Noel Murray of the Los Angeles Times called it "a one-stop shop for just that kind of good-natured vulgarity" and "even grosser and wackier than its predecessor." Murray warns that the film isn't for everyone, but that if you are interested in the premise of a WolfCop, "you probably won't be disappointed". Trace Thurman of BloodyDisgusting.com wrote, "Another WolfCop isn't high art. It's just a fun, gory and hilarious midnight movie that will scratch your itch for camp. If you enjoyed the first WolfCop, you'll most certainly love the sequel!" The film premiered a "Ruff Cut" at Fantastic Fest (Austin, Texas) in 2016 to positive reviews. The Canadian premiere was at the Fantasia International Film Festival (Montreal, Quebec) where it won the Audience Choice Award (Gold) for best Canadian / Quebec feature film.

John Semley of the Globe and Mail gave it 1.5 out of 4 and wrote: "It may well be brain dead, dumb and intermittently a bit fun.
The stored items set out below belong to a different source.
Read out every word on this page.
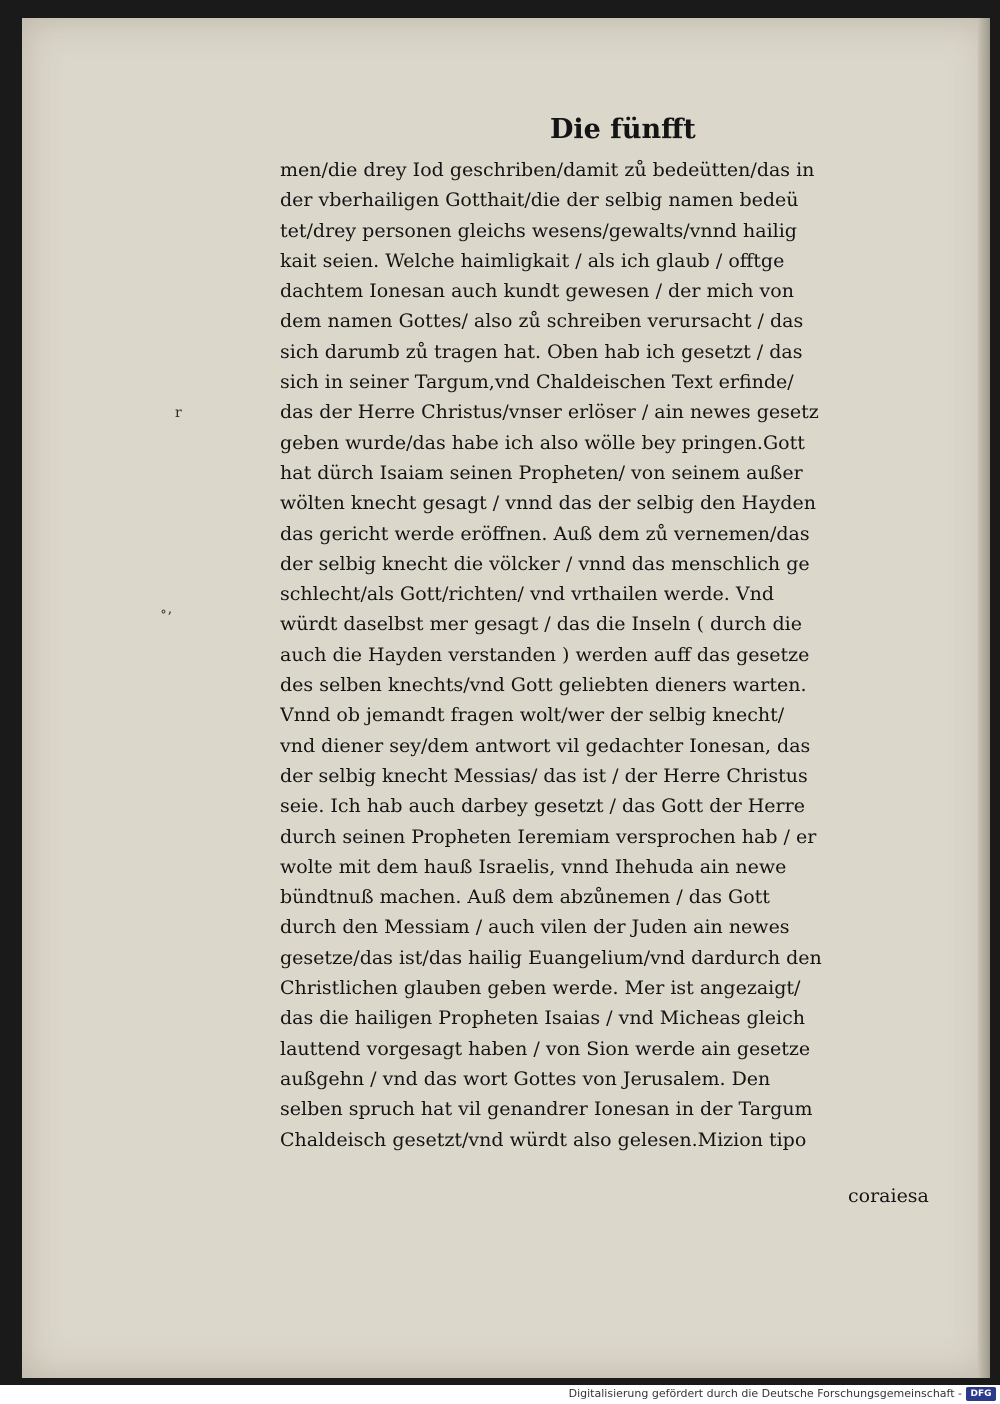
r
˚ʼ
Die fünfft
men/die drey Iod geschriben/damit zů bedeütten/das in
der vberhailigen Gotthait/die der selbig namen bedeü
tet/drey personen gleichs wesens/gewalts/vnnd hailig
kait seien. Welche haimligkait / als ich glaub / offtge
dachtem Ionesan auch kundt gewesen / der mich von
dem namen Gottes/ also zů schreiben verursacht / das
sich darumb zů tragen hat. Oben hab ich gesetzt / das
sich in seiner Targum,vnd Chaldeischen Text erfinde/
das der Herre Christus/vnser erlöser / ain newes gesetz
geben wurde/das habe ich also wölle bey pringen.Gott
hat dürch Isaiam seinen Propheten/ von seinem außer
wölten knecht gesagt / vnnd das der selbig den Hayden
das gericht werde eröffnen. Auß dem zů vernemen/das
der selbig knecht die völcker / vnnd das menschlich ge
schlecht/als Gott/richten/ vnd vrthailen werde. Vnd
würdt daselbst mer gesagt / das die Inseln ( durch die
auch die Hayden verstanden ) werden auff das gesetze
des selben knechts/vnd Gott geliebten dieners warten.
Vnnd ob jemandt fragen wolt/wer der selbig knecht/
vnd diener sey/dem antwort vil gedachter Ionesan, das
der selbig knecht Messias/ das ist / der Herre Christus
seie. Ich hab auch darbey gesetzt / das Gott der Herre
durch seinen Propheten Ieremiam versprochen hab / er
wolte mit dem hauß Israelis, vnnd Ihehuda ain newe
bündtnuß machen. Auß dem abzůnemen / das Gott
durch den Messiam / auch vilen der Juden ain newes
gesetze/das ist/das hailig Euangelium/vnd dardurch den
Christlichen glauben geben werde. Mer ist angezaigt/
das die hailigen Propheten Isaias / vnd Micheas gleich
lauttend vorgesagt haben / von Sion werde ain gesetze
außgehn / vnd das wort Gottes von Jerusalem. Den
selben spruch hat vil genandrer Ionesan in der Targum
Chaldeisch gesetzt/vnd würdt also gelesen.Mizion tipo
coraiesa
Digitalisierung gefördert durch die Deutsche Forschungsgemeinschaft - DFG
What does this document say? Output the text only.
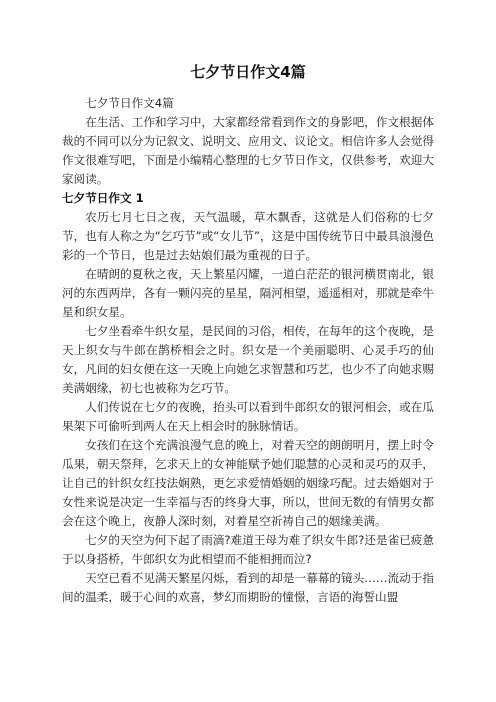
七夕节日作文4篇

七夕节日作文4篇

在生活、工作和学习中，大家都经常看到作文的身影吧，作文根据体裁的不同可以分为记叙文、说明文、应用文、议论文。相信许多人会觉得作文很难写吧，下面是小编精心整理的七夕节日作文，仅供参考，欢迎大家阅读。

七夕节日作文 1

农历七月七日之夜，天气温暖，草木飘香，这就是人们俗称的七夕节，也有人称之为“乞巧节”或“女儿节”，这是中国传统节日中最具浪漫色彩的一个节日，也是过去姑娘们最为重视的日子。

在晴朗的夏秋之夜，天上繁星闪耀，一道白茫茫的银河横贯南北，银河的东西两岸，各有一颗闪亮的星星，隔河相望，遥遥相对，那就是牵牛星和织女星。

七夕坐看牵牛织女星，是民间的习俗，相传，在每年的这个夜晚，是天上织女与牛郎在鹊桥相会之时。织女是一个美丽聪明、心灵手巧的仙女，凡间的妇女便在这一天晚上向她乞求智慧和巧艺，也少不了向她求赐美满姻缘，初七也被称为乞巧节。

人们传说在七夕的夜晚，抬头可以看到牛郎织女的银河相会，或在瓜果架下可偷听到两人在天上相会时的脉脉情话。

女孩们在这个充满浪漫气息的晚上，对着天空的朗朗明月，摆上时令瓜果，朝天祭拜，乞求天上的女神能赋予她们聪慧的心灵和灵巧的双手，让自己的针织女红技法娴熟，更乞求爱情婚姻的姻缘巧配。过去婚姻对于女性来说是决定一生幸福与否的终身大事，所以，世间无数的有情男女都会在这个晚上，夜静人深时刻，对着星空祈祷自己的姻缘美满。

七夕的天空为何下起了雨滴?难道王母为难了织女牛郎?还是雀已疲惫于以身搭桥，牛郎织女为此相望而不能相拥而泣?

天空已看不见满天繁星闪烁，看到的却是一幕幕的镜头……流动于指间的温柔，暖于心间的欢喜，梦幻而期盼的憧憬，言语的海誓山盟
But sometimes we need a bit more."
Simon Abrams of RogerEbert.com gave it 1.5 out of 4 and wrote: "The kind of bad movie that sounds amazing on paper, but is excruciating to watch, even at a brisk 82 minutes."

== Home media ==
The film earned an estimated $122,713 in DVD and Blu-ray sales.

== Sequel ==
The final credits promise that "WolfCop will return". Lowell Dean expressed his hopes to continue the character in some way and hoped to make a third or even fourth film.